The position function is given by:

\( x(t) = 3.0t - 4.0t^2 + 1.0t^3 \)

The first derivative with respect to time \( t \) gives the velocity:

\( v(t) = x'(t) = \frac{dx}{dt} = 3.0 - 8.0t + 3.0t^2 \)

The second derivative gives the acceleration:

\( a(t) = v'(t) = \frac{dv}{dt} = \frac{d^2x}{dt^2} = -8.0 + 6.0t \)

Now we multiply the acceleration by the mass to find the force as a function of time:

\( F(t) = m \cdot a(t) = 2.0 \cdot (-8.0 + 6.0t) = -16.0 + 12.0t \)

The work done by a variable force along a path is given by the integral of the force along that path. Since the object moves in the x-direction, we can write the work \( W \) as follows:

\( W = \int F \cdot dx \)

But since we have \( F \) as a function of \( t \), and we know that \( dx = v dt \), we need to express work done in terms of time:

\( W = \int_{t_i}^{t_f} F(t) \cdot v(t) dt \)

Where \( t_i \) is the initial time and \( t_f \) is the final time.

Substitute the expressions we found for \( F(t) \) and \( v(t) \):

\( W = \int_{0}^{5} (-16.0 + 12.0t) \cdot (3.0 - 8.0t + 3.0t^2) dt \)

Now, we need to perform the integration:

\( W = \int_{0}^{5} (-16 \cdot 3 + 12 \cdot 3t + 16 \cdot 8t - 12 \cdot 8t^2 - 16 \cdot 3t^2 + 12 \cdot 3t^3) dt \)

\( W = \int_{0}^{5} (-48 + 36t + 128t - 96t^2 - 48t^2 + 36t^3) dt \)

\( W = \int_{0}^{5} (-48 + 164t - 144t^2 + 36t^3) dt \)

Integrating term by term within the limits from 0 to 5 gives:

\( W = [(-48t + 82t^2 - \frac{144}{3}t^3 + \frac{36}{4}t^4)]_{0}^{5} \)

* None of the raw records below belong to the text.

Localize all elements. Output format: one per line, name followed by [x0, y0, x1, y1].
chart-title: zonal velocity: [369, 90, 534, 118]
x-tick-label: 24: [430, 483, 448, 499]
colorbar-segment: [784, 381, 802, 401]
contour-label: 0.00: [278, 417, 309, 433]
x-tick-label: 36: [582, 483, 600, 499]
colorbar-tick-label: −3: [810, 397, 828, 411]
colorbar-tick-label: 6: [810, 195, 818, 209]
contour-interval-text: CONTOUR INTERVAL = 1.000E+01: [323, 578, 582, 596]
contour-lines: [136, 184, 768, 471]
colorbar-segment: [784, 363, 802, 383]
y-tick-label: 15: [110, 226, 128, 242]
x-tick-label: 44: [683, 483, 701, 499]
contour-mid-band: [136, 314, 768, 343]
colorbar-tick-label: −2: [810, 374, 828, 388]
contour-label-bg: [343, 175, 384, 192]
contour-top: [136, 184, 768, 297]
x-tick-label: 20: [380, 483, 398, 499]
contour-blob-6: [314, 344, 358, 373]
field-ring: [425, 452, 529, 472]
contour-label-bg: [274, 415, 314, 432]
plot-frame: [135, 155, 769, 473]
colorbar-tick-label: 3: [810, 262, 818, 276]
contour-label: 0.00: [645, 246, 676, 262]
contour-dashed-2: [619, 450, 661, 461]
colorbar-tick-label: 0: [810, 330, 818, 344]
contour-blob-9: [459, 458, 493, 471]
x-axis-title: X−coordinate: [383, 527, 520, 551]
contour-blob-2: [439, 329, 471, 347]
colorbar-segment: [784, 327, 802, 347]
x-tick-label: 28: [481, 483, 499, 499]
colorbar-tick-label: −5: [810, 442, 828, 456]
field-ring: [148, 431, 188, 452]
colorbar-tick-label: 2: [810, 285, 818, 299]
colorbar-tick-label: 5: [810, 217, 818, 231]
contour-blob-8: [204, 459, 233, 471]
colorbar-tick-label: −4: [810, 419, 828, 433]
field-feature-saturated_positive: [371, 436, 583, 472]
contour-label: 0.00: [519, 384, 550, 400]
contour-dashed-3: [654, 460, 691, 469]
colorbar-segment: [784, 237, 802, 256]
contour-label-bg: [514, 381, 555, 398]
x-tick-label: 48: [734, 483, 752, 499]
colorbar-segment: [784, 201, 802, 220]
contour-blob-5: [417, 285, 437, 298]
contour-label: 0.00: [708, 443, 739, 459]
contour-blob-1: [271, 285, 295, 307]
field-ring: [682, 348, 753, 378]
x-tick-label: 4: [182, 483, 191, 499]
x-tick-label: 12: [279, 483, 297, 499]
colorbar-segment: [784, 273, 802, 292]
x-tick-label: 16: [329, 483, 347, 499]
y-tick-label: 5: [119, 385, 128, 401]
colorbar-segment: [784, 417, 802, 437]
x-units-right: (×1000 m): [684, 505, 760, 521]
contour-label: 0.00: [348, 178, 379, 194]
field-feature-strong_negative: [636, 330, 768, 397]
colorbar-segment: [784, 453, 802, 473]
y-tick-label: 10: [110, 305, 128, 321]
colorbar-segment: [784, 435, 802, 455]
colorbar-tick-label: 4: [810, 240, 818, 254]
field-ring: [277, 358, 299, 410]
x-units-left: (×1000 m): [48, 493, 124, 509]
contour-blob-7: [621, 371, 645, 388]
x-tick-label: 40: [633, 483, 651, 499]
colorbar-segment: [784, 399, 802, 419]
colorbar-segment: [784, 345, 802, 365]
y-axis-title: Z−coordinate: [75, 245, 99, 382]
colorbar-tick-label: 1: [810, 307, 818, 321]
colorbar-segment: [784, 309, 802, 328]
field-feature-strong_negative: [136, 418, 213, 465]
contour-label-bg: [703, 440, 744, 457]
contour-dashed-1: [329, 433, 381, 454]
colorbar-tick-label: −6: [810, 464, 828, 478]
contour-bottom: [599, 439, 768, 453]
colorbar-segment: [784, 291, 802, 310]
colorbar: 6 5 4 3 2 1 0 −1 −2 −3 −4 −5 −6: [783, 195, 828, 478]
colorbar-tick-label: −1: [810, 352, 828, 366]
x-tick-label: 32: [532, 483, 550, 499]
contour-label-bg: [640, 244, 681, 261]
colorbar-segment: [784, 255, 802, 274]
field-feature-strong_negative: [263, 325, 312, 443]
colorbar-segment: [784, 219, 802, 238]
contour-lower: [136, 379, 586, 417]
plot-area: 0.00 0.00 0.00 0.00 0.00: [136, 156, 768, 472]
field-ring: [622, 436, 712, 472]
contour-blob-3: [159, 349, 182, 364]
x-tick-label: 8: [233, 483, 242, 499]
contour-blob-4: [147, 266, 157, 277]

\( W = [(-48t + 82t^2 - 48t^3 + 9t^4)]_{0}^{5} \)

\( W = (-48 \cdot 5 + 82 \cdot 25 - 48 \cdot 125 + 9 \cdot 625) - 0 \)

\( W = (-240 + 2050 - 6000 + 5625) \)

\( W = 1435 \) joules.

Therefore, the work done by the force on the object from \( t = 0 \) to \( t = 5.0 \) seconds is 1435 joules.